Not sure if anyone is still looking at this, but the Rust documentation actually does mention how it achieves no cost abstraction through this process. From Performance of Code Using Generics:

You might be wondering whether there is a runtime cost when you’re using generic type parameters. The good news is that Rust implements generics in such a way that your code doesn’t run any slower using generic types than it would with concrete types.

Rust accomplishes this by performing monomorphization of the code that is using generics at compile time. Monomorphization is the process of turning generic code into specific code by filling in the concrete types that are used when compiled.

In this process, the compiler does the opposite of the steps we used to create the generic function in Listing 10-5: the compiler looks at all the places where generic code is called and generates code for the concrete types the generic code is called with.

Let’s look at how this works with an example that uses the standard library’s Option enum:

let integer = Some(5); let float = Some(5.0); 

When Rust compiles this code, it performs monomorphization. During that process, the compiler reads the values that have been used in Option instances and identifies two kinds of Option: one is i32 and the other is f64. As such, it expands the generic definition of Option into Option_i32 and Option_f64, thereby replacing the generic definition with the specific ones.

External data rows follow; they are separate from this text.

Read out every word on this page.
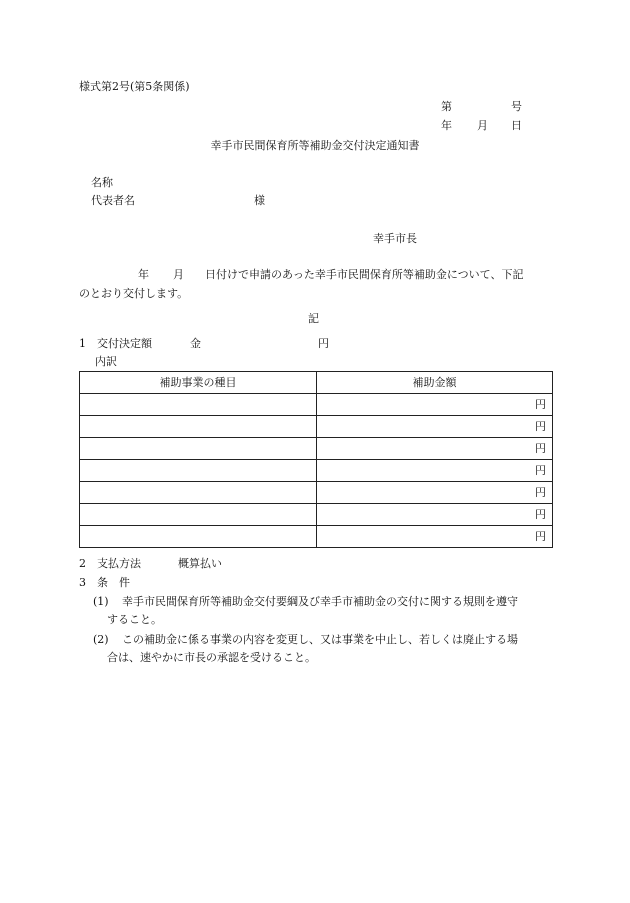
様式第2号(第5条関係)
第	号
年 月 日
幸手市民間保育所等補助金交付決定通知書
名称
代表者名	様
幸手市長
年 月 日付けで申請のあった幸手市民間保育所等補助金について、下記
のとおり交付します。
記
1　交付決定額	金	円
内訳
補助事業の種目	補助金額
	円
	円
	円
	円
	円
	円
	円
2　支払方法	概算払い
3　条　件
(1) 幸手市民間保育所等補助金交付要綱及び幸手市補助金の交付に関する規則を遵守
すること。
(2) この補助金に係る事業の内容を変更し、又は事業を中止し、若しくは廃止する場
合は、速やかに市長の承認を受けること。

The monomorphized version of the code looks like the following. The generic Option is replaced with the specific definitions created by the compiler:

// Filename: src/main.rs  enum Option_i32 {     Some(i32),     None, }  enum Option_f64 {     Some(f64),     None, }  fn main() {     let integer = Option_i32::Some(5);     let float = Option_f64::Some(5.0); } 

Because Rust compiles generic code into code that specifies the type in each instance, we pay no runtime cost for using generics. When the code runs, it performs just as it would if we had duplicated each definition by hand. The process of monomorphization makes Rust’s generics extremely efficient at runtime.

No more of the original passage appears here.